In this issue of the Journal, Mulenga and colleagues (pp. 1463–1472) have extended their analyses of the CORTIS studies to provide valuable new insights into these hypotheses (11). First, they show that 73–85% of HIV-negative individuals who are RISK11 positive at recruitment revert to become RISK11 negative by 3–12 months’ follow up, irrespective of whether they received TB preventative treatment. This suggests that the majority of RISK11-positive results in this context may reflect a self-limiting immune response. If this represented spontaneous resolution of the Mtb infection, we might expect immunocompromised HIV-positive individuals to be more likely to reveal a differential effect of antimicrobial treatment on reversion of RISK11 score. In contrast to this hypothesis, among HIV-infected RISK11-positive individuals, isoniazid preventive treatment also had no effect on reversion to becoming RISK11 negative over 3 months’ follow-up. Interestingly, the 3-month reversion rate of ∼42% in all HIV-infected participants was significantly lower than that of HIV-negative individuals. Among HIV-infected subjects at enrollment, lack of antiretroviral therapy was associated with higher rates of RISK11 positivity. In follow-up, RISK11-positive, antiretroviral therapy–naive individuals showed lower rates of reversion to negative, and RISK11-negative individuals showed higher rates of conversion to positive. Untreated HIV is characterized by IFN-associated changes in the blood transcriptome (12) and these findings all point to uncontrolled HIV as a nonspecific driver of increased RISK11 scores. So, can high RISK11 scores in HIV-negative individuals be attributed to other coincidental infections? Multiplex PCR testing of upper respiratory tract samples among HIV-negative individuals coenrolled to the CORTIS study (who were therefore also investigated for TB) revealed that viral, but not bacterial, infections were associated with elevated RISK11 scores. In fact, RISK11 scores failed to discriminate viral infection from prevalent TB. Importantly, 24/123 (20%) coenrolled RISK11-positive participants had evidence of viral infection, whereas 13/123 (11%) had prevalent or incident TB. The majority (72%) of positive RISK11 scores were therefore unexplained (Figure 1).

Figure 1.

Venn diagram showing proportions of RISK11-positive participants in the HIV-negative cohort coenrolled in the CORTIS trial who had evidence of viral infection or prevalent or incident TB. Data are derived from Mulenga and colleagues (11). CORTIS = Correlate of Risk Targeted Intervention Study; TB = tuberculosis.

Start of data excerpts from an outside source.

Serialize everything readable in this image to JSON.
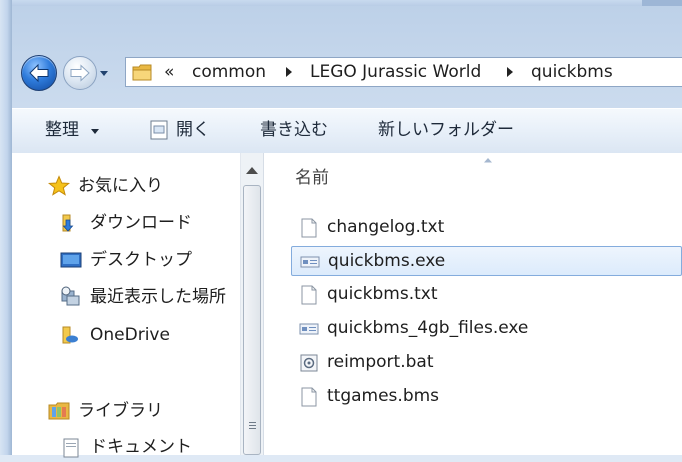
{
  "window": {
    "address_bar": {
      "prefix": "«",
      "breadcrumbs": [
        "common",
        "LEGO Jurassic World",
        "quickbms"
      ]
    }
  },
  "toolbar": {
    "organize_label": "整理",
    "open_label": "開く",
    "burn_label": "書き込む",
    "new_folder_label": "新しいフォルダー"
  },
  "nav_pane": {
    "favorites": {
      "label": "お気に入り",
      "items": [
        {
          "label": "ダウンロード",
          "icon": "downloads-folder-icon"
        },
        {
          "label": "デスクトップ",
          "icon": "desktop-icon"
        },
        {
          "label": "最近表示した場所",
          "icon": "recent-places-icon"
        },
        {
          "label": "OneDrive",
          "icon": "onedrive-folder-icon"
        }
      ]
    },
    "libraries": {
      "label": "ライブラリ",
      "items": [
        {
          "label": "ドキュメント",
          "icon": "documents-icon"
        }
      ]
    }
  },
  "file_list": {
    "column_name": "名前",
    "files": [
      {
        "name": "changelog.txt",
        "icon": "text-file-icon",
        "selected": false
      },
      {
        "name": "quickbms.exe",
        "icon": "exe-file-icon",
        "selected": true
      },
      {
        "name": "quickbms.txt",
        "icon": "text-file-icon",
        "selected": false
      },
      {
        "name": "quickbms_4gb_files.exe",
        "icon": "exe-file-icon",
        "selected": false
      },
      {
        "name": "reimport.bat",
        "icon": "batch-file-icon",
        "selected": false
      },
      {
        "name": "ttgames.bms",
        "icon": "generic-file-icon",
        "selected": false
      }
    ]
  },
  "colors": {
    "selection_bg": "#dcebfc",
    "selection_border": "#84acdd",
    "folder_yellow": "#f2c94c",
    "accent_blue": "#2f7cdc"
  }
}
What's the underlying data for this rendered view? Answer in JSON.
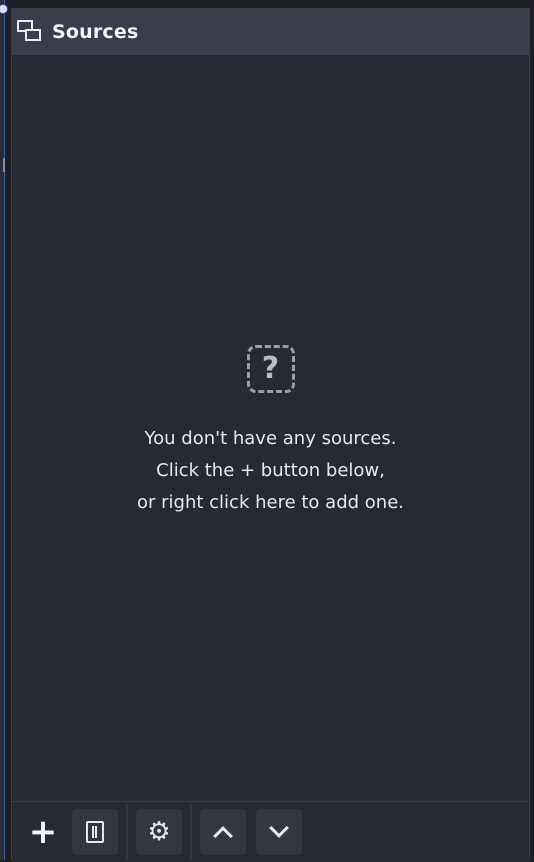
{
  "panel": {
    "title": "Sources",
    "title_icon": "sources-windows-icon"
  },
  "empty_state": {
    "icon": "question-mark-icon",
    "icon_glyph": "?",
    "line1": "You don't have any sources.",
    "line2": "Click the + button below,",
    "line3": "or right click here to add one."
  },
  "toolbar": {
    "add_glyph": "+",
    "add_icon": "plus-icon",
    "remove_icon": "trash-icon",
    "properties_icon": "gear-icon",
    "properties_glyph": "⚙",
    "move_up_icon": "chevron-up-icon",
    "move_down_icon": "chevron-down-icon"
  },
  "colors": {
    "background": "#272a33",
    "titlebar": "#3a3d4a",
    "text": "#f2f4f8",
    "accent": "#3f5f9e"
  }
}
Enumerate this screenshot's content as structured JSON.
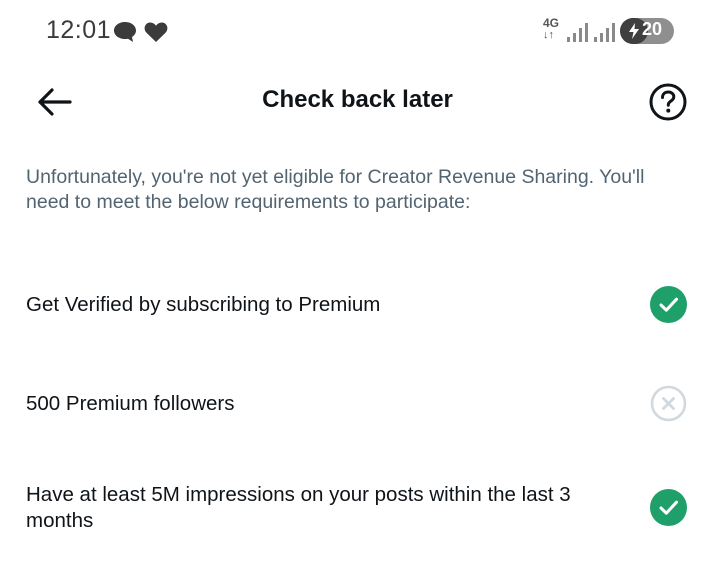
{
  "status_bar": {
    "time": "12:01",
    "network": "4G",
    "network_arrows": "↓↑",
    "battery": "20",
    "icons": [
      "chat-bubble-icon",
      "heart-icon",
      "signal-icon",
      "signal-icon",
      "charging-bolt-icon"
    ]
  },
  "header": {
    "title": "Check back later",
    "back_icon": "arrow-left-icon",
    "help_icon": "question-circle-icon"
  },
  "description": "Unfortunately, you're not yet eligible for Creator Revenue Sharing. You'll need to meet the below requirements to participate:",
  "requirements": [
    {
      "label": "Get Verified by subscribing to Premium",
      "met": true
    },
    {
      "label": "500 Premium followers",
      "met": false
    },
    {
      "label": "Have at least 5M impressions on your posts within the last 3 months",
      "met": true
    }
  ],
  "colors": {
    "met": "#1fa06a",
    "unmet": "#cfd9de",
    "text_primary": "#0f1419",
    "text_secondary": "#536471"
  }
}
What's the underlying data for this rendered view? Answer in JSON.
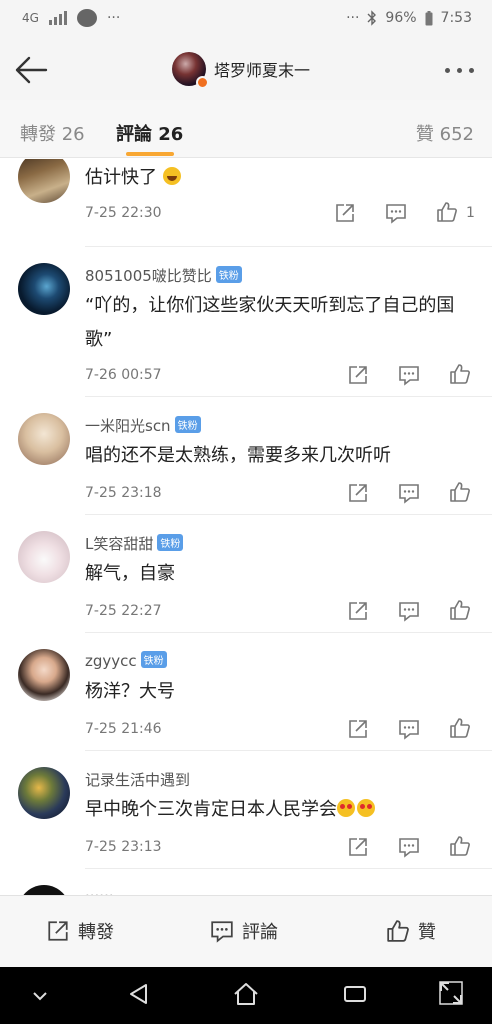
{
  "status_bar": {
    "network": "4G",
    "dots_left": "···",
    "dots_right": "···",
    "battery": "96%",
    "time": "7:53"
  },
  "nav": {
    "title": "塔罗师夏末一",
    "back_icon": "arrow-left-icon",
    "more_icon": "more-dots-icon"
  },
  "tabs": {
    "repost": "轉發 26",
    "comment": "評論 26",
    "like": "贊 652",
    "accent": "#f8a733"
  },
  "comments": [
    {
      "user": "",
      "text": "估计快了",
      "emoji": "laugh",
      "time": "7-25 22:30",
      "likes": "1"
    },
    {
      "user": "8051005啵比赞比",
      "badge": "铁粉",
      "text": "“吖的，让你们这些家伙天天听到忘了自己的国歌”",
      "time": "7-26 00:57",
      "likes": ""
    },
    {
      "user": "一米阳光scn",
      "badge": "铁粉",
      "text": "唱的还不是太熟练，需要多来几次听听",
      "time": "7-25 23:18",
      "likes": ""
    },
    {
      "user": "L笑容甜甜",
      "badge": "铁粉",
      "text": "解气，自豪",
      "time": "7-25 22:27",
      "likes": ""
    },
    {
      "user": "zgyycc",
      "badge": "铁粉",
      "text": "杨洋？大号",
      "time": "7-25 21:46",
      "likes": ""
    },
    {
      "user": "记录生活中遇到",
      "text": "早中晚个三次肯定日本人民学会",
      "emoji": "heart-eyes",
      "time": "7-25 23:13",
      "likes": ""
    }
  ],
  "bottom_bar": {
    "repost": "轉發",
    "comment": "評論",
    "like": "贊"
  },
  "system_nav": {
    "icons": [
      "chevron-down-icon",
      "back-triangle-icon",
      "home-icon",
      "recents-icon",
      "expand-icon"
    ]
  },
  "badge_color": "#5a9ee8"
}
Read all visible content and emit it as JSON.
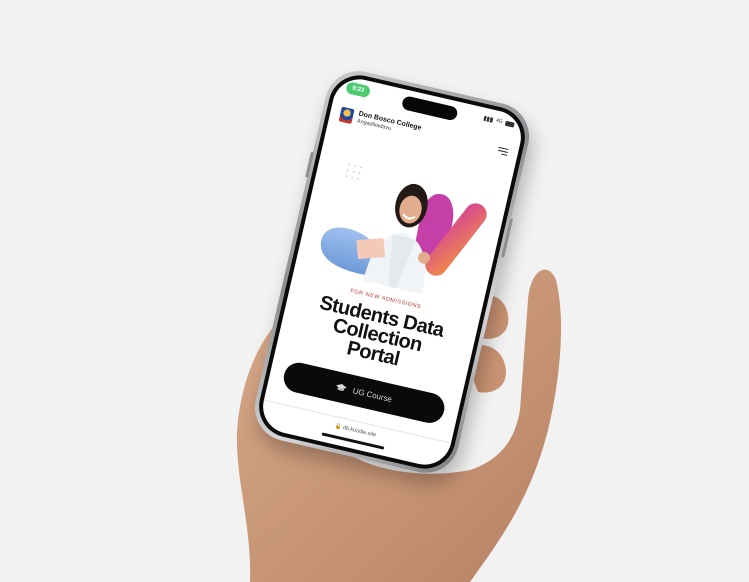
{
  "status_bar": {
    "time": "9:23",
    "network": "4G"
  },
  "header": {
    "brand_name": "Don Bosco College",
    "brand_location": "Angadikadavu"
  },
  "hero": {
    "kicker": "FOR NEW ADMISSIONS",
    "title_line1": "Students Data",
    "title_line2": "Collection",
    "title_line3": "Portal"
  },
  "cta": {
    "label": "UG Course"
  },
  "footer": {
    "url": "db.koodle.site"
  },
  "colors": {
    "background": "#f2f2f2",
    "accent_red": "#c0392b",
    "status_green": "#4ecb71",
    "cta_black": "#0a0a0a",
    "gradient_pink": "#d64592",
    "gradient_orange": "#f08a4b",
    "blob_blue": "#6f9ad8"
  },
  "icons": [
    "school-logo-icon",
    "menu-icon",
    "graduation-cap-icon",
    "lock-icon"
  ]
}
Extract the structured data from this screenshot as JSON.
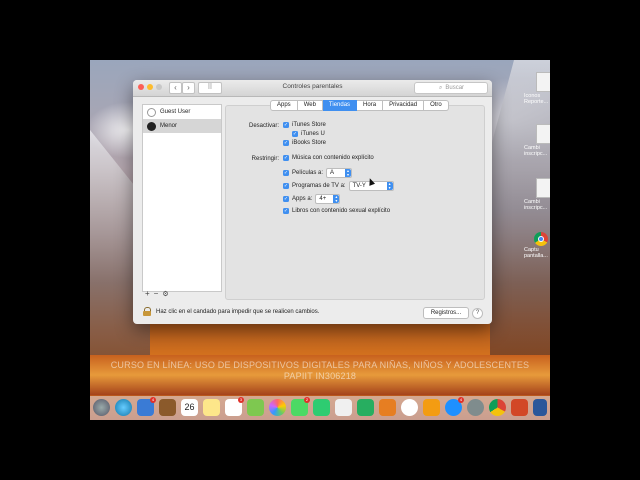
{
  "window": {
    "title": "Controles parentales",
    "search_placeholder": "Buscar"
  },
  "users": [
    {
      "name": "Guest User",
      "selected": false
    },
    {
      "name": "Menor",
      "selected": true
    }
  ],
  "list_buttons": {
    "add": "+",
    "remove": "−",
    "settings": "⚙"
  },
  "tabs": [
    "Apps",
    "Web",
    "Tiendas",
    "Hora",
    "Privacidad",
    "Otro"
  ],
  "active_tab": "Tiendas",
  "desactivar": {
    "label": "Desactivar:",
    "items": [
      "iTunes Store",
      "iTunes U",
      "iBooks Store"
    ]
  },
  "restringir": {
    "label": "Restringir:",
    "musica": "Música con contenido explícito",
    "peliculas_label": "Películas a:",
    "peliculas_value": "A",
    "tv_label": "Programas de TV a:",
    "tv_value": "TV-Y",
    "apps_label": "Apps a:",
    "apps_value": "4+",
    "libros": "Libros con contenido sexual explícito"
  },
  "footer": {
    "lock_text": "Haz clic en el candado para impedir que se realicen cambios.",
    "registros": "Registros...",
    "help": "?"
  },
  "watermark": {
    "line1": "CURSO EN LÍNEA: USO DE DISPOSITIVOS DIGITALES PARA NIÑAS, NIÑOS Y ADOLESCENTES",
    "line2": "PAPIIT IN306218"
  },
  "desktop": [
    {
      "label": "Iconos Reporte...",
      "kind": "doc"
    },
    {
      "label": "Cambi inscripc...",
      "kind": "doc"
    },
    {
      "label": "Cambi inscripc...",
      "kind": "doc"
    },
    {
      "label": "Captu pantalla...",
      "kind": "chrome"
    }
  ],
  "dock": {
    "calendar_day": "26",
    "badges": [
      "4",
      "3",
      "2",
      "4"
    ]
  },
  "colors": {
    "accent": "#3f8ff0"
  }
}
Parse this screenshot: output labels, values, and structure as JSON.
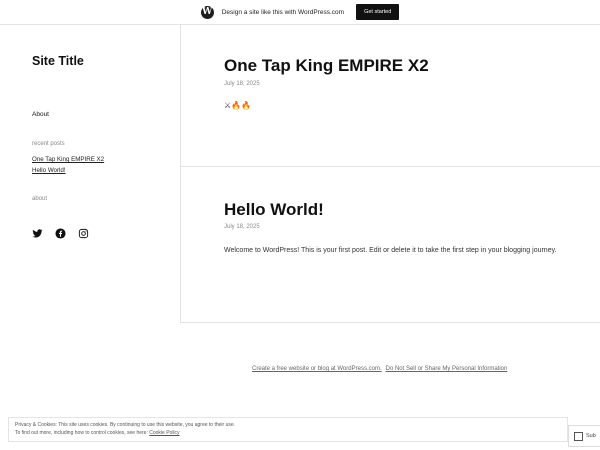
{
  "topbar": {
    "logo_glyph": "W",
    "promo_text": "Design a site like this with WordPress.com",
    "cta_label": "Get started"
  },
  "sidebar": {
    "site_title": "Site Title",
    "nav_about": "About",
    "recent_posts_label": "recent posts",
    "recent_posts": [
      "One Tap King EMPIRE X2",
      "Hello World!"
    ],
    "about_label": "about",
    "social_icons": [
      "twitter-icon",
      "facebook-icon",
      "instagram-icon"
    ]
  },
  "posts": [
    {
      "title": "One Tap King EMPIRE X2",
      "date": "July 18, 2025",
      "body": "⚔🔥🔥"
    },
    {
      "title": "Hello World!",
      "date": "July 18, 2025",
      "body": "Welcome to WordPress! This is your first post. Edit or delete it to take the first step in your blogging journey."
    }
  ],
  "footer": {
    "link1": "Create a free website or blog at WordPress.com.",
    "link2": "Do Not Sell or Share My Personal Information"
  },
  "cookie": {
    "line1": "Privacy & Cookies: This site uses cookies. By continuing to use this website, you agree to their use.",
    "line2_prefix": "To find out more, including how to control cookies, see here:",
    "line2_link": "Cookie Policy"
  },
  "follow": {
    "label": "Sub"
  }
}
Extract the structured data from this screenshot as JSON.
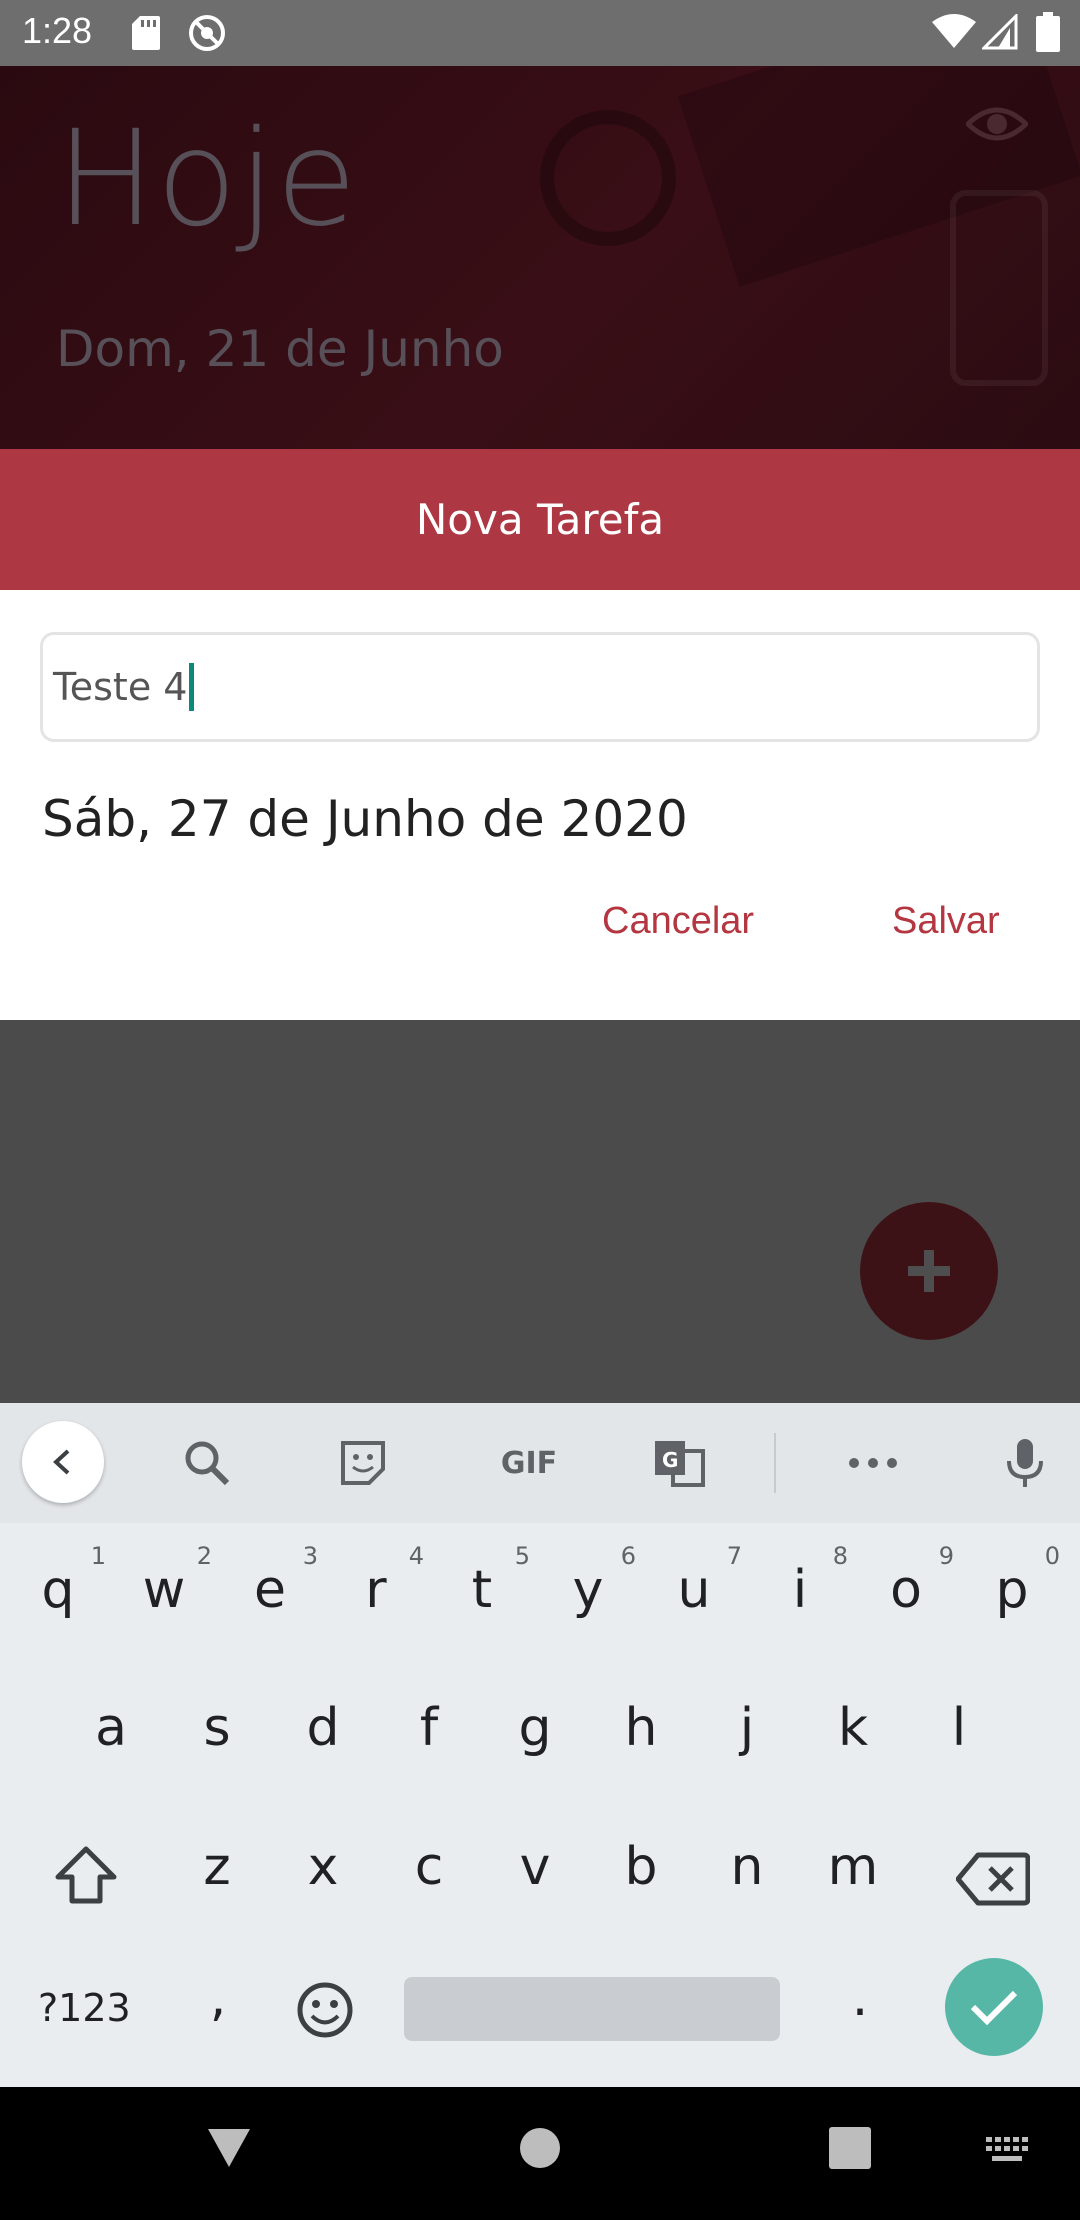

It remains to be seen if any of the existing TB blood transcriptional biomarkers offer better specificity than RISK11, but this seems unlikely given the degree of cocorrelation in head-to-head comparisons and the underlying biology they represent. Several signatures did show promising accuracy for prevalent TB in a systematic head-to-head analysis among an observational cohort of symptomatic patients attending a community-based TB clinic in South Africa (13). It may be possible to improve on their specificity for TB, for example, by combining with biomarkers of respiratory viral infection (14) for multiclass classification, or by deriving new signatures to discriminate TB from viral infections directly in larger, more generalizable training data sets, though this may be challenging in view of the common IFN-driven responses in both infections. Until then, the application of the current biomarkers for TB will need to overcome the limitations of specificity, for example, by targeted application in high-risk groups such as recent household contacts (in whom the prior probability of TB may be expected to be higher than that of incidental viral infection) and by integration into multivariable risk prediction tools (4).